Przed II wojną światową co dziesiąty mieszkaniec Polski był Żydem. Podczas Holocaustu zginęło 90% z nich, około trzech milionów osób. Wśród zamordowanych było wielu członków rodziny twórczyni projektu, Leory Tec. Przez długi czas tej historii nie opowiadano – dopiero od 1989 roku, po upadku komunizmu, można na szeroką skalę zajmować się tą bolesną kartą naszych dziejów. Dziś w całym kraju powstają rozmaite inicjatywy i działają ludzie, którzy zarówno przez instytucje, jak i poprzez oddolne akcje kultywują pamięć o Żydach.
Wielu z pierwszego pokolenia nieżydowskich Polaków zaangażowanych w to dzieło pamięci dorastało w czasach komunizmu, kiedy tematy żydowskie były tematami tabu. Choć trudno to pojąć, często nie wiedzieli nic o różnorodnej społeczności, która niegdyś mieszkała obok nieżydowskich sąsiadów. W wielu przypadkach odkrycie tej nieobecności stało się katalizatorem działania. A działanie w tym przypadku oznacza pamięć.

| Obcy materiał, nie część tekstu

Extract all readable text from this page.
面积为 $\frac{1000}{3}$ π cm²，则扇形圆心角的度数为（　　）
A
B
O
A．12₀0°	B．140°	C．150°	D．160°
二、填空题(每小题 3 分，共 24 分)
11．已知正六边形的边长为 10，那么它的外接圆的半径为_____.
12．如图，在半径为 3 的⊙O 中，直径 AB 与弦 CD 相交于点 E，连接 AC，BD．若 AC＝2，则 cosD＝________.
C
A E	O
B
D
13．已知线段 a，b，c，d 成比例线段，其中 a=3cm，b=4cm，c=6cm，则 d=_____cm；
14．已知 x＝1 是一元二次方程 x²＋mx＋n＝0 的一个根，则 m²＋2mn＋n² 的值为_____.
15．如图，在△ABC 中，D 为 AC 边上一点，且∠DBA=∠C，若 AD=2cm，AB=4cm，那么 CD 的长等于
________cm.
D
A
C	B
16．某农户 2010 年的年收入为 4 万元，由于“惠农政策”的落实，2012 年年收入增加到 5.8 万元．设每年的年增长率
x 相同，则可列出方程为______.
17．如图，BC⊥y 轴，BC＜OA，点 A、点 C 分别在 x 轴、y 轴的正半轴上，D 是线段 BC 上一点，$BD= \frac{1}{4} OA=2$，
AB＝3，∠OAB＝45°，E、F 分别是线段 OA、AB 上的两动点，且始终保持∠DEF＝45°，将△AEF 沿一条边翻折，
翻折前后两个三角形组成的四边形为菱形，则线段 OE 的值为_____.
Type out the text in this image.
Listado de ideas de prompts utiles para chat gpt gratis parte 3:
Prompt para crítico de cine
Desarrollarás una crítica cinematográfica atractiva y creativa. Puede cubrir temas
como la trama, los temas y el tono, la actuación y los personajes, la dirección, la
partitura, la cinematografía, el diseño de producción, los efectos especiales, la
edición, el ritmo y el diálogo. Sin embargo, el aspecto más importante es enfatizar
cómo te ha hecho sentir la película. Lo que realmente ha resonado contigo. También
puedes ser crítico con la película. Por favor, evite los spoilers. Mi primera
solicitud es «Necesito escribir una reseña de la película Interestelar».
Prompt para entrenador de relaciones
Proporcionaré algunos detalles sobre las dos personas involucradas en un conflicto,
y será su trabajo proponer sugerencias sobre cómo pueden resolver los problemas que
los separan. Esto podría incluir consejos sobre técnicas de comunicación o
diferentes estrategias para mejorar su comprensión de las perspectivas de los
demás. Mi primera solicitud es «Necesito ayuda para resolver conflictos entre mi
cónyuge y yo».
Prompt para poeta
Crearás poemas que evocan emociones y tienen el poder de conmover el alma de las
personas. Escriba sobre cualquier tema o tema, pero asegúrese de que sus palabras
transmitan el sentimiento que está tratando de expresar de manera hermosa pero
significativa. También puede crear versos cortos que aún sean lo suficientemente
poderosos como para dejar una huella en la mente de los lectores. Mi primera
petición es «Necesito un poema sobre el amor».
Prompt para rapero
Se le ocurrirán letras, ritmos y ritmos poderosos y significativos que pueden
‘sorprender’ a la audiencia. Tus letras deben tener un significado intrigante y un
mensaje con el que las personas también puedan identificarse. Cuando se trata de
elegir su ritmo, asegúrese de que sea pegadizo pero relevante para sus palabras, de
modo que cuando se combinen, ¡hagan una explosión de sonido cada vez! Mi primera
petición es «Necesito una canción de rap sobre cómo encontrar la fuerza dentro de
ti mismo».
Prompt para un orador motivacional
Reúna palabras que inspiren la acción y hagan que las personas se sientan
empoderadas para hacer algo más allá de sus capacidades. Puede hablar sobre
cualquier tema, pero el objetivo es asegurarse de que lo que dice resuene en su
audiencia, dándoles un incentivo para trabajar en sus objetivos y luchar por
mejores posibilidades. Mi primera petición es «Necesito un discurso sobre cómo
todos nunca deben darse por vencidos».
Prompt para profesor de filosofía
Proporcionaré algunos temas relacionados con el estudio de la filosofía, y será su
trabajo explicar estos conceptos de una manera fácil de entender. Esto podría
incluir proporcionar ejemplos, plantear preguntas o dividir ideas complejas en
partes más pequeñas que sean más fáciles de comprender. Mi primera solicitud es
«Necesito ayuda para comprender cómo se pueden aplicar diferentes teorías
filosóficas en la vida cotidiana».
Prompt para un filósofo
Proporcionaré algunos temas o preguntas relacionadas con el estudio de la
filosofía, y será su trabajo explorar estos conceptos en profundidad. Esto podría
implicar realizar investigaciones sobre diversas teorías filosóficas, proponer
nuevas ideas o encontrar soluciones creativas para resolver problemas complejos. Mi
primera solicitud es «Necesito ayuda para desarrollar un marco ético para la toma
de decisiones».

– To jest dla mnie symboliczny moment, kiedy znalazłem się w Bramie Grodzkiej (…) zaczęła się dla mnie zupełnie nowa sytuacja, osoby, która zaczęła odkrywać to, że w tym mieście żyli Żydzi i że ich polscy sąsiedzi zapomnieli o nich. Czułem się głęboko nie w porządku wobec tej sytuacji – mówi jeden z uczestników projektu, Tomasz Pietrasiewicz, Dyrektor Ośrodka „Brama Grodzka – Teatr NN”.
Celem Projektu Neshoma jest uchwycenie pracy tych ludzi – zapisanie dla potomnych ich pomysłów i motywacji, jakie nimi kierują. Dlaczego zajmują się historią polskich Żydów? Co ich pcha do działania? Jak reaguje na ich pracę polskie społeczeństwo? Twórcy mają nadzieję, że spotkanie z tymi osobami, pokazanie ich zaangażowania w zaleczanie historycznych ran będzie inspiracją dla obecnych i przyszłych pokoleń. Będzie to szczególnie ważne, gdy znikną Ocaleni, ich dzieci i wszyscy, którzy pamiętają liczną społeczność żydowską w przedwojennej Polsce.
Projekt jest internetowym archiwum rozmów z tymi, których Leora Tec nazywa „ratownikami pamięci”. Wśród nich są naukowcy, nauczyciele, artyści, oddolni organizatorzy, muzealnicy i przewodnicy. Leora przeprowadziła rozmowy z 46 osobami z całej Polski i chce nadal rozwijać projekt.
Projekt Neshoma jest efektem współpracy Bridge To Poland oraz Ośrodka „Brama Grodzka – Teatr NN”.